Vitamin C is important for skeleton building as well as improving the resistance to disease.

Vitamin D3 regulates the intake of calcium and phosphorus as well as skeletal growth

There are other vitamins such as E, H, K, and choline, which are needed for various requirements for the health and well being of the fish.

The next part to be discussed concerns feeding and how to feed. We should always feed in smaller amounts and several times throughout the day. This should be as much as the fish can eat in a two to five minute period. Excess food falls to the bottom of the tank where it decomposes and pollutes the water. This also keeps the fish active looking for food instead of it becoming “regular” to a feeding schedule. A measuring spoon could be used to make sure even portions are being served. Make sure to spread the food out across the water surface for all the fish to have access to it, as larger fish tend to chase off the smaller ones while feeding.

Now we come to making a choice of a floating type or a sinking type food. Flake food floats, but only for a short period of time. Small granular or floating pellet foods float for a greater period of time unless there is a strong current from a filter. Fish with a straight back and a mouth directed upwards and a dorsal fin shifted backwards prefer to stay near the surface to feed. Examples of these fish are archers, hatchetfish and most killifish. Fish with sloped dorsal fins and a mouth facing forwards prefer to stay and feed in the middle water layer. Among these fish, are neon tetras, discus, and most barbs. Fish that dwell on the bottom usually have a flat belly with a mouth facing downwards. Armored catfish, loaches, and sucker-mouth type catfish are the best known types of such fish. Floating or sinking foods should be purchased for the types of fish you have in your aquarium.
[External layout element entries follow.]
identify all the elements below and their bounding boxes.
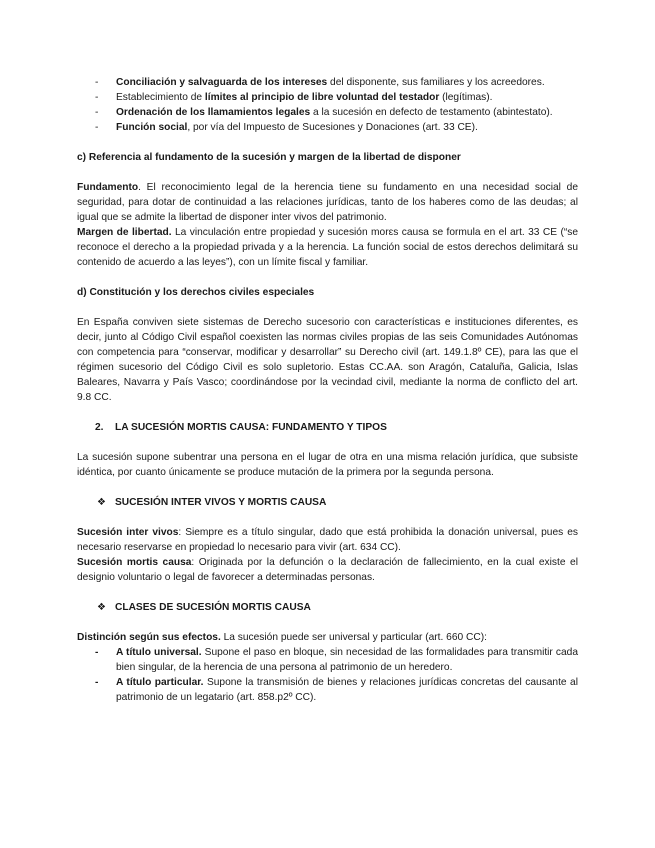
list-item: - Conciliación y salvaguarda de los intereses del disponente, sus familiares y los acreedores. <box>95 77 545 88</box>
distincion-paragraph: Distinción según sus efectos. La sucesión puede ser universal y particular (art. 660 CC): <box>77 632 487 643</box>
list-item: - A título particular. Supone la transmisión de bienes y relaciones jurídicas concretas del causante al patrimonio de un legatario (art. 858.p2º CC). <box>95 677 578 703</box>
purpose-list <box>77 75 578 135</box>
diamond-bullet-icon: ❖ <box>97 602 106 613</box>
document-body <box>77 75 578 705</box>
section-d-heading: d) Constitución y los derechos civiles especiales <box>77 287 315 298</box>
fundamento-paragraph: Fundamento. El reconocimiento legal de la herencia tiene su fundamento en una necesidad social de seguridad, para dotar de continuidad a las relaciones jurídicas, tanto de los haberes como de las deudas; al igual que se admite la libertad de disponer inter vivos del patrimonio. <box>77 182 578 223</box>
list-item: - A título universal. Supone el paso en bloque, sin necesidad de las formalidades para transmitir cada bien singular, de la herencia de una persona al patrimonio de un heredero. <box>95 647 578 673</box>
section-2-heading: 2. LA SUCESIÓN MORTIS CAUSA: FUNDAMENTO Y TIPOS <box>95 422 387 433</box>
clases-heading: ❖ CLASES DE SUCESIÓN MORTIS CAUSA <box>97 602 311 613</box>
section-d-paragraph: En España conviven siete sistemas de Derecho sucesorio con características e instituciones diferentes, es decir, junto al Código Civil español coexisten las normas civiles propias de las seis Comunidades Autónomas con competencia para “conservar, modificar y desarrollar” su Derecho civil (art. 149.1.8º CE), para las que el régimen sucesorio del Código Civil es solo supletorio. Estas CC.AA. son Aragón, Cataluña, Galicia, Islas Baleares, Navarra y País Vasco; coordinándose por la vecindad civil, mediante la norma de conflicto del art. 9.8 CC. <box>77 317 578 403</box>
diamond-bullet-icon: ❖ <box>97 497 106 508</box>
inter-vivos-heading: ❖ SUCESIÓN INTER VIVOS Y MORTIS CAUSA <box>97 497 327 508</box>
clases-list <box>77 645 578 705</box>
list-item: - Ordenación de los llamamientos legales a la sucesión en defecto de testamento (abintestato). <box>95 107 553 118</box>
mortis-causa-paragraph: Sucesión mortis causa: Originada por la defunción o la declaración de fallecimiento, en la cual existe el designio voluntario o legal de favorecer a determinadas personas. <box>77 557 578 583</box>
inter-vivos-paragraph: Sucesión inter vivos: Siempre es a título singular, dado que está prohibida la donación universal, pues es necesario reservarse en propiedad lo necesario para vivir (art. 634 CC). <box>77 527 578 553</box>
list-item: - Función social, por vía del Impuesto de Sucesiones y Donaciones (art. 33 CE). <box>95 122 478 133</box>
section-2-paragraph: La sucesión supone subentrar una persona en el lugar de otra en una misma relación jurídica, que subsiste idéntica, por cuanto únicamente se produce mutación de la primera por la segunda persona. <box>77 452 578 478</box>
section-c-heading: c) Referencia al fundamento de la sucesión y margen de la libertad de disponer <box>77 152 461 163</box>
list-item: - Establecimiento de límites al principio de libre voluntad del testador (legítimas). <box>95 92 493 103</box>
margen-paragraph: Margen de libertad. La vinculación entre propiedad y sucesión morԑs causa se formula en el art. 33 CE (“se reconoce el derecho a la propiedad privada y a la herencia. La función social de estos derechos delimitará su contenido de acuerdo a las leyes”), con un límite fiscal y familiar. <box>77 227 579 268</box>
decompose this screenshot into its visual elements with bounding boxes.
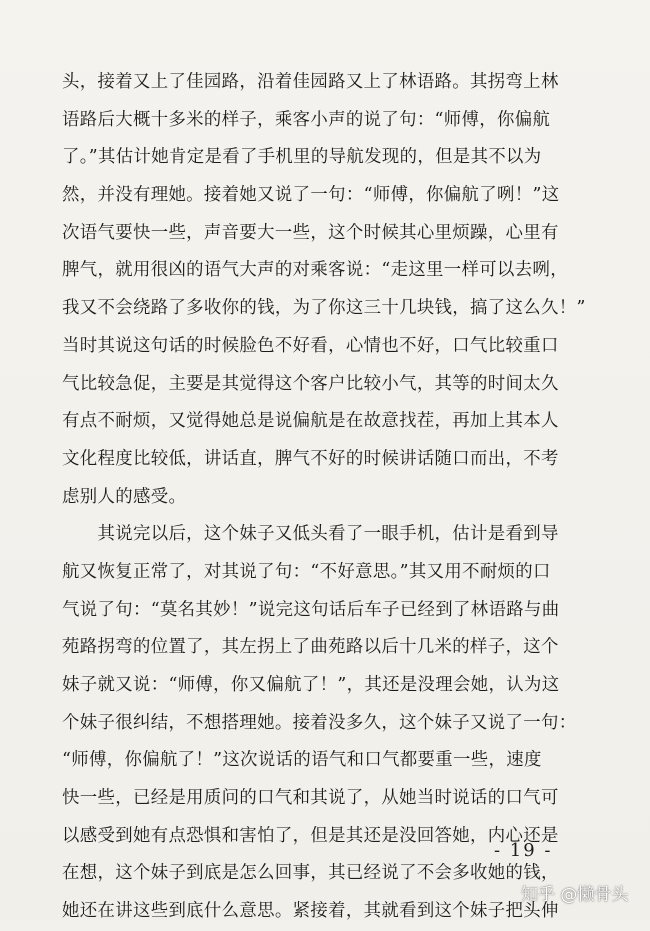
text-line: 苑路拐弯的位置了，其左拐上了曲苑路以后十几米的样子，这个 <box>62 637 559 658</box>
page-number: - 19 - <box>494 840 553 861</box>
text-line: “师傅，你偏航了！”这次说话的语气和口气都要重一些，速度 <box>62 750 542 771</box>
text-line: 有点不耐烦，又觉得她总是说偏航是在故意找茬，再加上其本人 <box>62 411 559 432</box>
body-text <box>62 64 590 931</box>
text-line: 当时其说这句话的时候脸色不好看，心情也不好，口气比较重口 <box>62 335 559 356</box>
text-line: 个妹子很纠结，不想搭理她。接着没多久，这个妹子又说了一句： <box>62 712 577 733</box>
text-line: 文化程度比较低，讲话直，脾气不好的时候讲话随口而出，不考 <box>62 448 559 469</box>
text-line: 我又不会绕路了多收你的钱，为了你这三十几块钱，搞了这么久！” <box>62 298 586 319</box>
text-line: 气比较急促，主要是其觉得这个客户比较小气，其等的时间太久 <box>62 373 559 394</box>
text-line: 妹子就又说：“师傅，你又偏航了！”，其还是没理会她，认为这 <box>62 675 560 695</box>
text-line: 虑别人的感受。 <box>62 486 187 507</box>
text-line: 头，接着又上了佳园路，沿着佳园路又上了林语路。其拐弯上林 <box>62 72 559 92</box>
text-line: 气说了句：“莫名其妙！”说完这句话后车子已经到了林语路与曲 <box>62 599 560 620</box>
text-line: 在想，这个妹子到底是怎么回事，其已经说了不会多收她的钱， <box>62 863 559 884</box>
text-line: 脾气，就用很凶的语气大声的对乘客说：“走这里一样可以去咧， <box>62 260 568 281</box>
watermark: 知乎 @懒骨头 <box>521 885 629 905</box>
text-line: 然，并没有理她。接着她又说了一句：“师傅，你偏航了咧！”这 <box>62 185 560 206</box>
text-line: 其说完以后，这个妹子又低头看了一眼手机，估计是看到导 <box>62 524 559 545</box>
text-line: 以感受到她有点恐惧和害怕了，但是其还是没回答她，内心还是 <box>62 825 559 846</box>
text-line: 快一些，已经是用质问的口气和其说了，从她当时说话的口气可 <box>62 788 559 809</box>
text-line: 次语气要快一些，声音要大一些，这个时候其心里烦躁，心里有 <box>62 222 559 243</box>
text-line: 航又恢复正常了，对其说了句：“不好意思。”其又用不耐烦的口 <box>62 561 551 582</box>
text-line: 语路后大概十多米的样子，乘客小声的说了句：“师傅，你偏航 <box>62 109 551 130</box>
text-line: 了。”其估计她肯定是看了手机里的导航发现的，但是其不以为 <box>62 147 542 168</box>
text-line: 她还在讲这些到底什么意思。紧接着，其就看到这个妹子把头伸 <box>62 901 559 922</box>
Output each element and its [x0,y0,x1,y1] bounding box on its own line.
When purchasing food we tend to buy in bulk since it may be cheaper that way but that has its downfalls. Some of us buy according to the “one can, once a year formula”. This is fine if you use another smaller container for the food as you use it and store the rest in a cool dry place: preferably the freezer. By opening a container we expose the food to light and air which destroys vital vitamins and nutrients. Hence the necessity of a smaller container which we can leave by the aquarium. A smaller container should only contain a moderate amount of food that the fish can consume in a one to two-month period. A variety of fish foods should also be used in feeding. There are many different flakes as well as pellet and frozen forms that allow us to change the food given at any time. By varying the forms of food we can also make sure we are covering all the vitamin and mineral bases.
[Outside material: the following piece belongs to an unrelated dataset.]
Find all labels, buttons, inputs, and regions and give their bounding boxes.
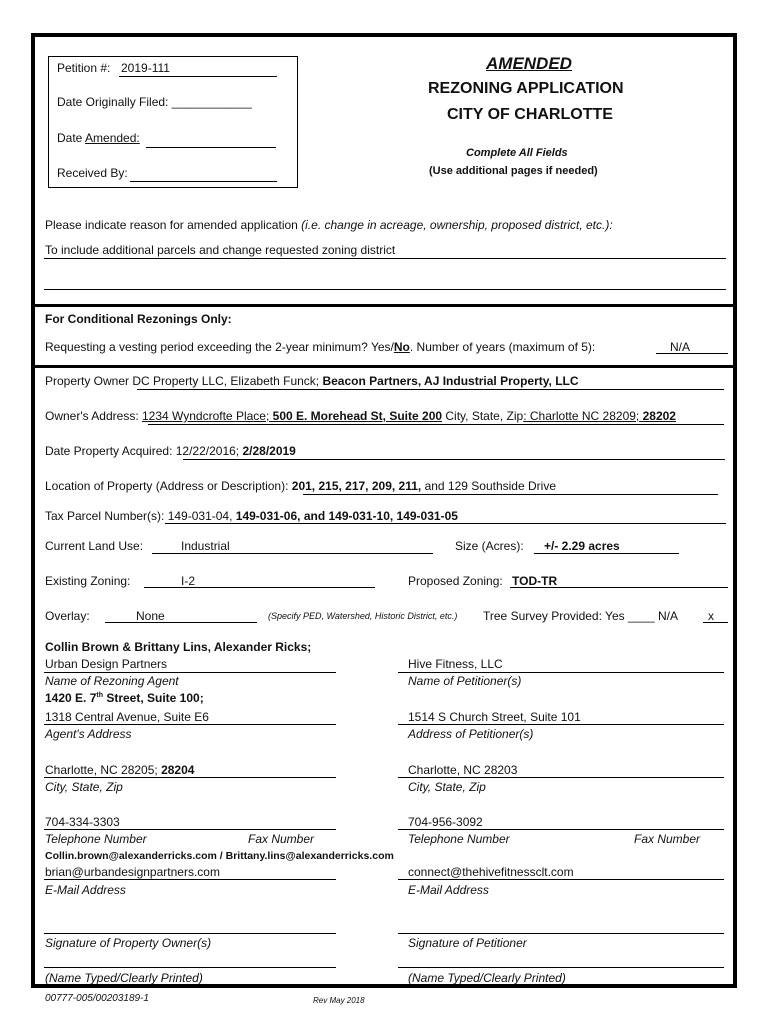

Frozen foods like bloodworms and brine shrimp are an excellent source of protein for the fish. I prefer the freeze-dried Tubifex worms as well as freeze-dried krill over the frozen items since the frozen forms can be very messy in your tank. The frozen foods may also be carriers of parasites so caution should be taken in ensuring the best available quality is used.

So in ending this article please look at the label before buying instead of the price. Your fish will be happier and healthier for it.